Dies ging sogar so weit, dass
WWE-Wrestler ihr Unverständnis
zeigten. Randy Orton bezeichnete die Preise für
WrestleMania in diesem Jahr als
„peinlich”.
Auch beim
Bash in Berlin im vergangenen Sommer
mussten Fans tief in die Tasche greifen. Ringside-Plätze kosteten deutlich
vierstellige Beträge, selbst die besten Plätze im Unterrang schlugen mit bis zu
1.000 Euro zu Buche.
Premium-Packages, die Tickets für beide Mania-Abende in Reihe
eins sowie für Raw und einige weitere Goodies beinhalten, beginnen bei
unglaublichen 70.000 US-Dollar. Selbst Plätze in den Reihen zwei und drei
werden für 35.000 bis 50.000 US-Dollar pro Person angeboten.
Damit übertrifft
WrestleMania 42 die ohnehin schon
enormen Preise des Vorjahres noch einmal deutlich. Beim
Clash in Paris ging
es so weit, dass einige Fans den Sprechchor „Wir haben kein Geld mehr“
anstimmten.
Doch das könnte erst der Anfang sein. Denn TKO-Präsident und
Chief Operating Officer Mark Shapiro machte nun deutlich, dass sich die Fans
auf noch höhere Preise einstellen müssen.
Bei der
Goldman
Sachs Communacopia & Technology Conference am Mittwoch sprach
Shapiro offen über die Ticketpreisstrategie von
WWE und UFC. Seine Botschaft
war eindeutig: WWE habe noch längst nicht das Maximum aus seinen
Ticketverkäufen herausgeholt. Anders ausgedrückt: Im Vergleich zur UFC seien
die Eintrittspreise bei WWE noch deutlich zu niedrig.

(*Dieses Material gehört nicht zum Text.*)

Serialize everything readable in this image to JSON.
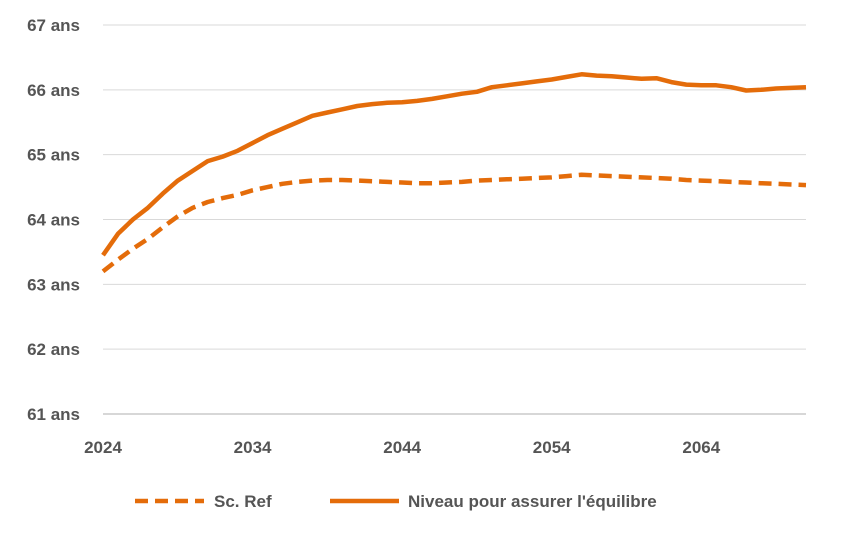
{
  "chart_data": {
    "type": "line",
    "title": "",
    "xlabel": "",
    "ylabel": "",
    "xlim": [
      2024,
      2071
    ],
    "ylim": [
      61,
      67
    ],
    "y_tick_values": [
      61,
      62,
      63,
      64,
      65,
      66,
      67
    ],
    "y_tick_labels": [
      "61 ans",
      "62 ans",
      "63 ans",
      "64 ans",
      "65 ans",
      "66 ans",
      "67 ans"
    ],
    "x_ticks": [
      2024,
      2034,
      2044,
      2054,
      2064
    ],
    "x_tick_labels": [
      "2024",
      "2034",
      "2044",
      "2054",
      "2064"
    ],
    "grid": "horizontal",
    "legend_position": "bottom",
    "color": "#E46C0A",
    "x": [
      2024,
      2025,
      2026,
      2027,
      2028,
      2029,
      2030,
      2031,
      2032,
      2033,
      2034,
      2035,
      2036,
      2037,
      2038,
      2039,
      2040,
      2041,
      2042,
      2043,
      2044,
      2045,
      2046,
      2047,
      2048,
      2049,
      2050,
      2051,
      2052,
      2053,
      2054,
      2055,
      2056,
      2057,
      2058,
      2059,
      2060,
      2061,
      2062,
      2063,
      2064,
      2065,
      2066,
      2067,
      2068,
      2069,
      2070,
      2071
    ],
    "series": [
      {
        "name": "Sc. Ref",
        "style": "dashed",
        "values": [
          63.2,
          63.38,
          63.55,
          63.7,
          63.88,
          64.05,
          64.18,
          64.27,
          64.33,
          64.38,
          64.45,
          64.5,
          64.55,
          64.58,
          64.6,
          64.61,
          64.61,
          64.6,
          64.59,
          64.58,
          64.57,
          64.56,
          64.56,
          64.57,
          64.58,
          64.6,
          64.61,
          64.62,
          64.63,
          64.64,
          64.65,
          64.67,
          64.69,
          64.68,
          64.67,
          64.66,
          64.65,
          64.64,
          64.63,
          64.61,
          64.6,
          64.59,
          64.58,
          64.57,
          64.56,
          64.55,
          64.54,
          64.53
        ]
      },
      {
        "name": "Niveau pour assurer l'équilibre",
        "style": "solid",
        "values": [
          63.45,
          63.78,
          64.0,
          64.18,
          64.4,
          64.6,
          64.75,
          64.9,
          64.97,
          65.06,
          65.18,
          65.3,
          65.4,
          65.5,
          65.6,
          65.65,
          65.7,
          65.75,
          65.78,
          65.8,
          65.81,
          65.83,
          65.86,
          65.9,
          65.94,
          65.97,
          66.04,
          66.07,
          66.1,
          66.13,
          66.16,
          66.2,
          66.24,
          66.22,
          66.21,
          66.19,
          66.17,
          66.18,
          66.12,
          66.08,
          66.07,
          66.07,
          66.04,
          65.99,
          66.0,
          66.02,
          66.03,
          66.04
        ]
      }
    ]
  }
}
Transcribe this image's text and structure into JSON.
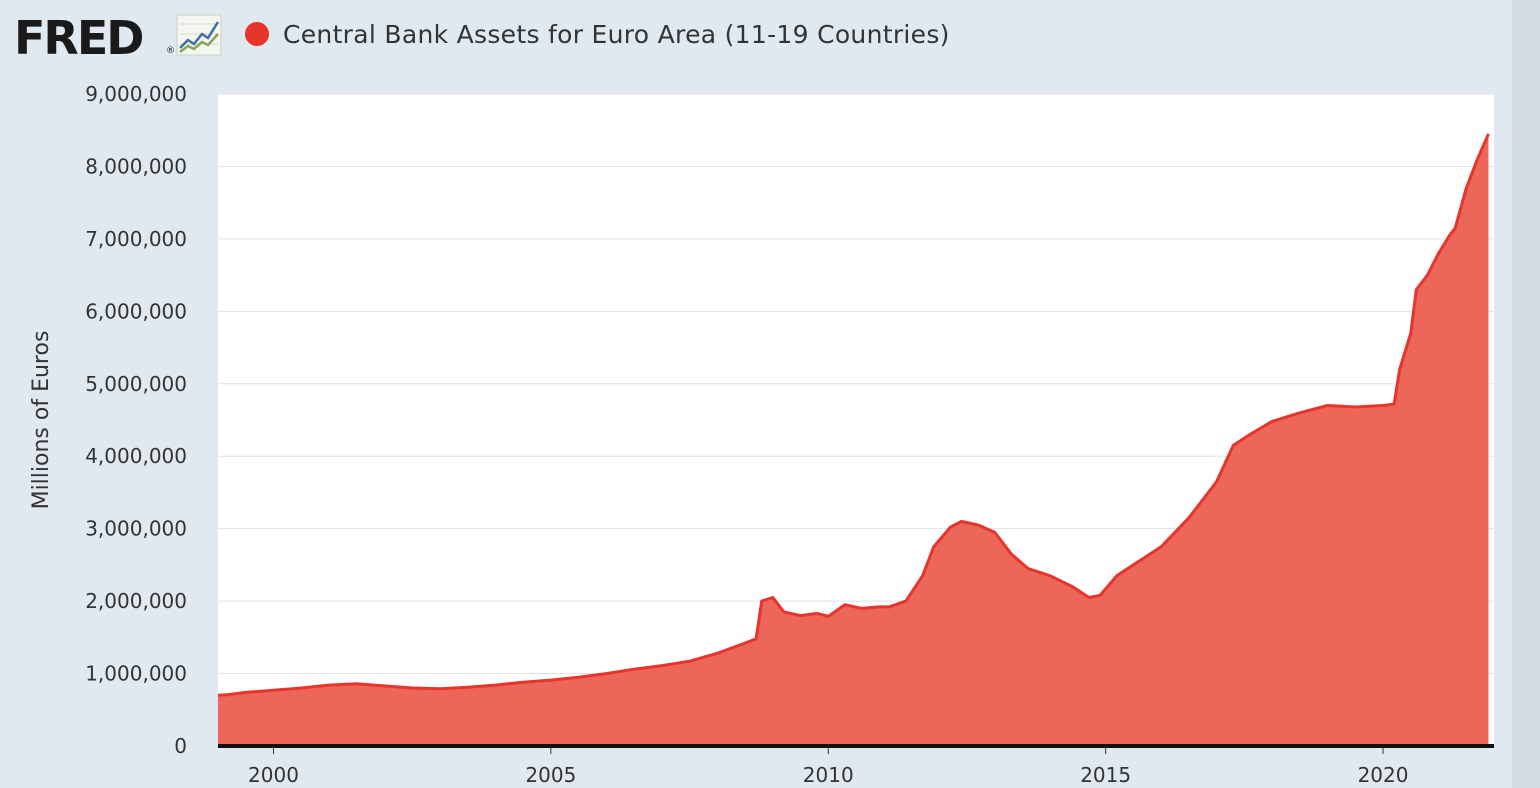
{
  "header": {
    "logo_text": "FRED",
    "logo_reg": "®",
    "logo_icon": "line-chart-icon",
    "title": "Central Bank Assets for Euro Area (11-19 Countries)"
  },
  "colors": {
    "series_line": "#e8342a",
    "series_fill": "#ec6659",
    "plot_background": "#ffffff",
    "page_background": "#e1e9f0",
    "grid": "#dfe3e8"
  },
  "chart_data": {
    "type": "area",
    "title": "Central Bank Assets for Euro Area (11-19 Countries)",
    "ylabel": "Millions of Euros",
    "xlabel": "",
    "xlim": [
      1999.0,
      2022.0
    ],
    "ylim": [
      0,
      9000000
    ],
    "grid": true,
    "legend": "none",
    "y_ticks": [
      0,
      1000000,
      2000000,
      3000000,
      4000000,
      5000000,
      6000000,
      7000000,
      8000000,
      9000000
    ],
    "y_tick_labels": [
      "0",
      "1,000,000",
      "2,000,000",
      "3,000,000",
      "4,000,000",
      "5,000,000",
      "6,000,000",
      "7,000,000",
      "8,000,000",
      "9,000,000"
    ],
    "x_ticks": [
      2000,
      2005,
      2010,
      2015,
      2020
    ],
    "x_tick_labels": [
      "2000",
      "2005",
      "2010",
      "2015",
      "2020"
    ],
    "series": [
      {
        "x": [
          1999.0,
          1999.2,
          1999.5,
          2000.0,
          2000.5,
          2001.0,
          2001.5,
          2002.0,
          2002.5,
          2003.0,
          2003.5,
          2004.0,
          2004.5,
          2005.0,
          2005.5,
          2006.0,
          2006.5,
          2007.0,
          2007.5,
          2008.0,
          2008.5,
          2008.7,
          2008.8,
          2009.0,
          2009.2,
          2009.5,
          2009.8,
          2010.0,
          2010.3,
          2010.6,
          2010.9,
          2011.1,
          2011.4,
          2011.7,
          2011.9,
          2012.2,
          2012.4,
          2012.7,
          2013.0,
          2013.3,
          2013.6,
          2014.0,
          2014.4,
          2014.7,
          2014.9,
          2015.2,
          2015.6,
          2016.0,
          2016.5,
          2017.0,
          2017.3,
          2017.6,
          2018.0,
          2018.5,
          2019.0,
          2019.5,
          2020.0,
          2020.2,
          2020.3,
          2020.5,
          2020.6,
          2020.8,
          2021.0,
          2021.2,
          2021.3,
          2021.5,
          2021.7,
          2021.9
        ],
        "y": [
          700000,
          710000,
          740000,
          770000,
          800000,
          840000,
          860000,
          830000,
          800000,
          790000,
          810000,
          840000,
          880000,
          910000,
          950000,
          1000000,
          1060000,
          1110000,
          1170000,
          1280000,
          1420000,
          1480000,
          2000000,
          2050000,
          1850000,
          1800000,
          1830000,
          1790000,
          1950000,
          1900000,
          1920000,
          1920000,
          2000000,
          2350000,
          2750000,
          3020000,
          3100000,
          3050000,
          2950000,
          2650000,
          2450000,
          2350000,
          2200000,
          2050000,
          2080000,
          2350000,
          2550000,
          2750000,
          3150000,
          3650000,
          4150000,
          4300000,
          4480000,
          4600000,
          4700000,
          4680000,
          4700000,
          4720000,
          5200000,
          5700000,
          6300000,
          6500000,
          6800000,
          7050000,
          7150000,
          7700000,
          8100000,
          8450000
        ]
      }
    ]
  }
}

„WWE ist beim Ticket Yield noch nicht da, wo die UFC steht.
Wir haben in diesem Bereich noch einiges zu tun“, erklärte Shapiro. Das
Unternehmen plane, die erfolgreiche Preisstrategie der UFC auch bei
WWE weiter
zu implementieren. Diese sogenannte „Ticket Yield“-Strategie zielt darauf
ab, durch variable Preisgestaltung die Gewinne zu maximieren.
„Nachdem wir gesehen haben, was wir mit der UFC erreichen
können, übertragen wir das nun auf
WWE. Sei es beim Ticket Yield oder beim
Zurückhalten und Vorverkauf über OnLocation. Und das funktioniert wirklich sehr
gut“, erläuterte der TKO-Präsident die erfolgreiche Umsetzung der neuen
Strategie.
Dazu dürfte auch die Austragung von WrestleMania in
Saudi-Arabien zählen. Hier findest du
die ersten Infos dazu.
Eines ist klar: Die Preisspirale dürfte sich auch in Zukunft
weiter nach oben drehen. Im kommenden Jahr kommt
WWE für mehrere Termine nach
Deutschland. Unter anderem nach Düsseldorf für eine Live-Ausstrahlung von
Raw
und nach Berlin für
SmackDown. Man darf gespannt sein, wie tief die
Fans diesmal in die Tasche greifen müssen.